Nel lavoro, per ciascuno dei due eventi e attraverso un metodo statistico-econometrico, si confronta il PIL pro capite dell’area colpita con quello di una combinazione di un gruppo di regioni, tendenzialmente appartenenti alla stessa macro-area, non colpite dal sisma. Tale unità di controllo è scelta in modo tale da replicare la dinamica del PIL pro capite dell’area colpita prima del sisma. L’effetto è stimato quindi come differenza dopo il terremoto tra il PIL pro capite nell’area colpita e quello dell’unità di controllo.

I risultati indicano che, in entrambi i casi, negli anni immediatamente successivi al sisma l’andamento del PIL pro capite non si è discostato significativamente da quello del gruppo di controllo, grazie soprattutto all’effetto espansivo della spesa pubblica. Nel lungo termine, al contrario, gli effetti sono stati opposti: dopo 20 anni il PIL pro capite del Friuli-Venezia Giulia superava del 23 per cento quello del gruppo di controllo; in Irpinia era inferiore del 12 per cento. Tali risultati sono qualitativamente confermati anche modificando alcune scelte empiriche fatte nella specificazione del modello.
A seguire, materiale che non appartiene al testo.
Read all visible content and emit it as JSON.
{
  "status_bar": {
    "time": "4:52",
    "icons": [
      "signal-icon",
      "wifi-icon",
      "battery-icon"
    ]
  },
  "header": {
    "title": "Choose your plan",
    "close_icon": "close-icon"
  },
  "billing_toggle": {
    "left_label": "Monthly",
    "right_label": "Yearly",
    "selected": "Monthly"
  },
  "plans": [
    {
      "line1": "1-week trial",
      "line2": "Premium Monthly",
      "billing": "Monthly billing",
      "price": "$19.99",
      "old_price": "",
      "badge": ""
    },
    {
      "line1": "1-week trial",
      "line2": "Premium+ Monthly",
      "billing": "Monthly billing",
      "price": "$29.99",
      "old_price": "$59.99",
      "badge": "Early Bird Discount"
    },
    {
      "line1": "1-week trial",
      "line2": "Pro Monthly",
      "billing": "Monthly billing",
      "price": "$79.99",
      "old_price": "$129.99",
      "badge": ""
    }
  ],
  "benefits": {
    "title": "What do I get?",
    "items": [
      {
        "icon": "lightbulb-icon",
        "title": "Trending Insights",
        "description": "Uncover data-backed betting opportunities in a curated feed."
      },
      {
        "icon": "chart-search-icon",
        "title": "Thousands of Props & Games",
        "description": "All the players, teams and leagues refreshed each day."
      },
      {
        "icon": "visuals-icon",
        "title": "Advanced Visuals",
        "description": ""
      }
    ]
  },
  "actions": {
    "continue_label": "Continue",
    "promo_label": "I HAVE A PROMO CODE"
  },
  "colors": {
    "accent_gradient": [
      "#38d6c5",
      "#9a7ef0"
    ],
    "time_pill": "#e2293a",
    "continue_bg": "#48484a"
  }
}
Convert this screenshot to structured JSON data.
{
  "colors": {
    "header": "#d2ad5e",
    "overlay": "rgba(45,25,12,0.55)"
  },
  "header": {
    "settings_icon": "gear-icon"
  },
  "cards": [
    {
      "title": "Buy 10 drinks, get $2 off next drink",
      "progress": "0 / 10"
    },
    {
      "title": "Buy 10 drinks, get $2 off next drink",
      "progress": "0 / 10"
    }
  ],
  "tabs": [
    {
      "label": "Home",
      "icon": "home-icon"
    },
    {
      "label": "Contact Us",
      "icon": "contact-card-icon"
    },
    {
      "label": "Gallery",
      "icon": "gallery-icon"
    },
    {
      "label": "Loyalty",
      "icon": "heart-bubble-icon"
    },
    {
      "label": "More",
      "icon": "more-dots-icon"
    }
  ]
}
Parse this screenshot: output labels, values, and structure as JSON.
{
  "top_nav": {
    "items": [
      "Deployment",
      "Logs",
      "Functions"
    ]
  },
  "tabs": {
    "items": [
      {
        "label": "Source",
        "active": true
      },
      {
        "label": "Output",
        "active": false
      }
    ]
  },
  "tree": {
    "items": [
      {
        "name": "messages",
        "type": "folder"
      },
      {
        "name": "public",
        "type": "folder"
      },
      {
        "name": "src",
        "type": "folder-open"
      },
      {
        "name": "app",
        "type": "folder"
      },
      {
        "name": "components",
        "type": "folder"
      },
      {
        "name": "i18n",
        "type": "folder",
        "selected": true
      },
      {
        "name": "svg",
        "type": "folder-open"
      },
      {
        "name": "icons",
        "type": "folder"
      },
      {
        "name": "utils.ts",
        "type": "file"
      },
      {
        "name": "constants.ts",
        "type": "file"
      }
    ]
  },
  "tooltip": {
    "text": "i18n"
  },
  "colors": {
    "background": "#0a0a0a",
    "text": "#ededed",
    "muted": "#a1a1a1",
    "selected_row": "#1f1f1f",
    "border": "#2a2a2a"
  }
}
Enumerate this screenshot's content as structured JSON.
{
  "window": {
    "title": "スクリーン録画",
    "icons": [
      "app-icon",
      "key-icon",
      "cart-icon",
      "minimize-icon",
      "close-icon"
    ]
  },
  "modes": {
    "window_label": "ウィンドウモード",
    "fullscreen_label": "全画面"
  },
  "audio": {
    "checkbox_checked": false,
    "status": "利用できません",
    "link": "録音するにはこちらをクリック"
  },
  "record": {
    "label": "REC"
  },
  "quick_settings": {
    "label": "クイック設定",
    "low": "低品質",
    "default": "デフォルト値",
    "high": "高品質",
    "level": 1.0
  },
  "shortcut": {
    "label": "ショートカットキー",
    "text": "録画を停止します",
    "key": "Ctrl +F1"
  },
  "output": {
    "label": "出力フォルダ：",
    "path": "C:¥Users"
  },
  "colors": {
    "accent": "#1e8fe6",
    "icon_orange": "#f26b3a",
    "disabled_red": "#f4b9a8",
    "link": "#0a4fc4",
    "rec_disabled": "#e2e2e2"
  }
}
Ulteriori elaborazioni mostrano che l’effetto negativo per l’Irpinia ha riflesso la minore crescita della produttività totale dei fattori. Nel caso del Friuli il risultato è speculare. Gli effetti opposti nelle due aree possono verosimilmente dipendere anche dalle diverse condizioni iniziali prima del terremoto in termini di qualità delle istituzioni: inferiore alla media nazionale in Irpinia, superiore in Friuli.